Order-disorder transitions in lattice gases with annealed reactive constraints

We study equilibrium properties of catalytically-activated A + A -> circle divide reactions taking place on a lattice of adsorption sites. The particles undergo continuous exchanges with a reservoir maintained at a constant chemical potential mu and react when they appear at the neighbouring sites, provided that some reactive conditions are fulfilled. We model the latter in two different ways: in the Model I some fraction p of the bonds connecting neighbouring sites possesses special catalytic properties such that any two As appearing on the sites connected by such a bond instantaneously react and desorb. In the Model II some fraction p of the adsorption sites possesses such properties and neighbouring particles react if at least one of them resides on a catalytic site.

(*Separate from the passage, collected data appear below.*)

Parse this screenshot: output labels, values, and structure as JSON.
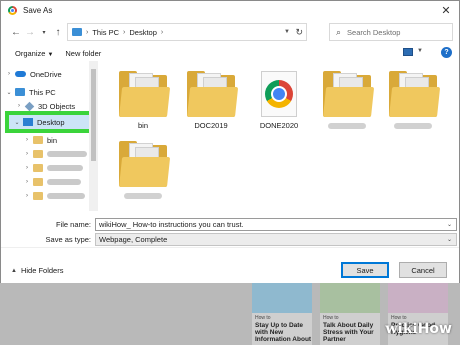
{
  "window": {
    "title": "Save As",
    "close": "✕"
  },
  "address": {
    "crumbs": [
      "This PC",
      "Desktop"
    ],
    "search_placeholder": "Search Desktop"
  },
  "command_bar": {
    "organize": "Organize",
    "new_folder": "New folder",
    "help": "?"
  },
  "nav_pane": {
    "items": [
      {
        "label": "OneDrive"
      },
      {
        "label": "This PC"
      },
      {
        "label": "3D Objects"
      },
      {
        "label": "Desktop"
      },
      {
        "label": "bin"
      }
    ]
  },
  "files": [
    {
      "name": "bin",
      "type": "folder"
    },
    {
      "name": "DOC2019",
      "type": "folder"
    },
    {
      "name": "DONE2020",
      "type": "chrome-file"
    }
  ],
  "form": {
    "file_name_label": "File name:",
    "file_name_value": "wikiHow_ How-to instructions you can trust.",
    "save_type_label": "Save as type:",
    "save_type_value": "Webpage, Complete"
  },
  "footer": {
    "hide_folders": "Hide Folders",
    "save": "Save",
    "cancel": "Cancel"
  },
  "background_cards": [
    {
      "tag": "How to",
      "headline": "Stay Up to Date with New Information About"
    },
    {
      "tag": "How to",
      "headline": "Talk About Daily Stress with Your Partner"
    },
    {
      "tag": "How to",
      "headline": "Practice Good Hygiene"
    }
  ],
  "watermark": {
    "wiki": "wiki",
    "how": "How"
  },
  "colors": {
    "highlight": "#3bd43b",
    "accent": "#0078d7",
    "folder": "#f0c85e"
  }
}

For the case of annealed disorder in the distribution of the catalyst, which is tantamount to the situation when the reaction may take place at any point on the lattice but happens with a finite probability p, we provide an exact solution for both models for the interior of an infinitely large Cayley tree-the so-called Bethe lattice. We show that both models exhibit a rich critical behaviour: for the annealed Model I it is characterised by a transition into an ordered state and a re-entrant transition into a disordered phase, which both are continuous. For the annealed Model II, which represents a rather exotic model of statistical mechanics in which interactions of any particle with its environment have a peculiar Boolean form, the transition to an ordered state is always continuous, while the re-entrant transition into the disordered phase may be either continuous or discontinuous, depending on the value of p.